Both p53 activation [24,28] and ERK1/2 dephosphorylation [29] negatively regulate DNA repair by reducing the expression level of RAD51. This molecule, essential to the HR pathway, has also been previously reported to be degraded in the course of ER stress [30]. Therefore, we then investigated the expression level of this molecule and, as shown in Figure 4D, Zinc treatment also reduced RAD51 expression in combination with radiation. Therefore, the reduction in DNA repair in cells exposed to DNA damage by low-dose radiation could be one of the reasons why Zinc exacerbates DNA damage, stress and cell death when combined with radiation.

4. Discussion

This study evidenced that Zinc-induced ER stress and ERK1/2 activation enhanced cell death in PEL cells exposed to radiation. At the molecular level, we found that radiation activated p53, that it reduced ERK1/2 phosphorylation induced by Zinc, and that such a combination increased DNA damage and further activated p53, upregulating the pro-mortem UPR molecule CHOP (Figure 5). The protective role of ERK1/2 activated by Zinc treatment was evidenced in this study by the use of PD98059, which led to CHOP upregulation and increased PEL cell death. Accordingly, ERK1/2 activation by ER stress has been previously shown to downregulate CHOP or upregulate BiP in other cancer cell types, to sustain cell survival [11]. Conversely, ERK1/2 inhibition downregulates the pro-survival UPR molecule BiP (GRP78) and skews the balance of UPR towards cell death [31].

Figure 5

Representative scheme illustrating how the interaction between wtp53 and ERK leads to UPR umbalance and cell death.

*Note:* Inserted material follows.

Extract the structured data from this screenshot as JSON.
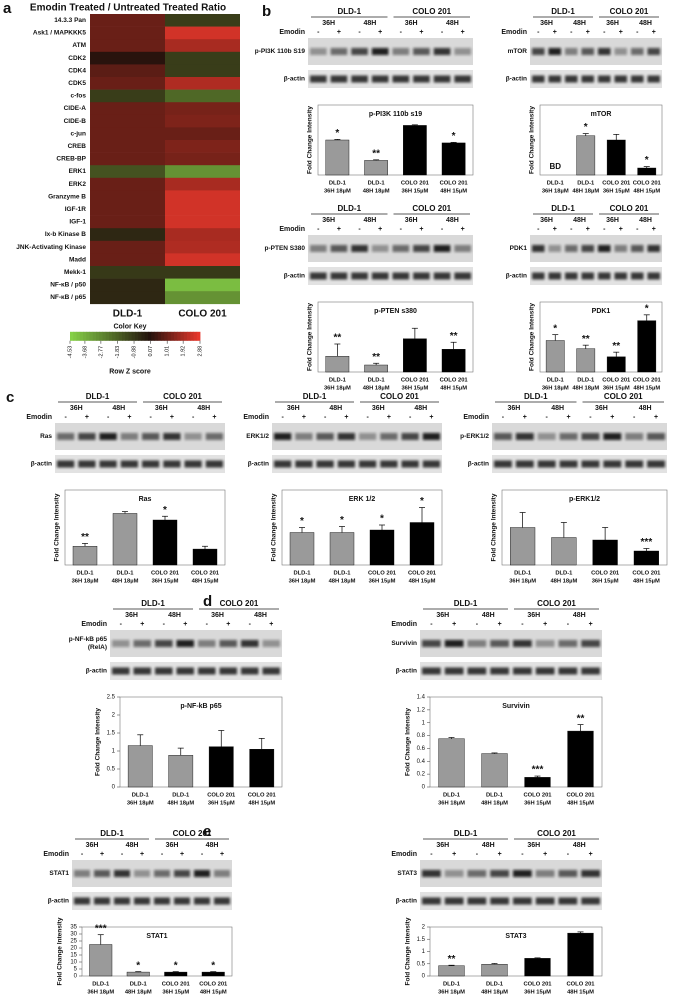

Interestingly, ERK1/2 has also been reported to play a role in the prevention of cell death in cancer cells exposed to radiation [32], treatment that classically induces DNA damage and activates p53. ERK1/2 and p53 usually play opposite roles in the cell death/survival decision of cells undergoing anticancer treatments and, interestingly, p53 may inhibit ERK1/2 activation, i.e., by inducing the transcription of phosphatases such as DUSP5 [20]. Accordingly, here we found that concomitantly to p53 activation and ERK1/2 dephosphorylation, DUSP5 was activated by Zinc/radiation treatment. This study contributes to highlighting the emerging finding that UPR and DDR are strongly inter-connected processes and that molecules such as ERK1/2 and p53 can act as a bridge between these responses [6,32]. It was previously reported that molecules belonging to the DNA repair pathways, such as RAD51 or molecules belonging to UPR, such as Ire1alpha, can be activated by both ER stress and DDR signaling [6,30,33]. Moreover, UPR and DDR share several biological endpoints molecules that ultimately dictate cell fate, sustaining cell survival, when the cell damage is bearable, while promoting cell death when cells cannot further recover from it [6]. Exploring the molecules that lie at the intersection between UPR and DDR is particularly important as their concomitant targeting may offer new therapeutic opportunities in cancer treatment. Indeed, besides inhibitors of DNA repair molecules, drugs affecting UPR sensors can be exploited to improve the cytotoxic effect of DNA-damaging agents. On the other hand, it could be possible to exacerbate the cytotoxicity of drugs inducing ER stress by also inhibiting DNA repair molecules in combination with UPR sensors’ inhibition.

5. Conclusions

In conclusion, this study suggests that the inhibition of ERK1/2, activated by Zinc in the course of its induced ER stress, exacerbates the pro-death function of UPR in lymphoma cells. The activation wtp53 by DNA damage following exposure to radiation also counteracts ERK1/2 phosphorylation in Zinc-treated cells and exacerbates stress and DNA damage, further impairing lymphoma cell survival.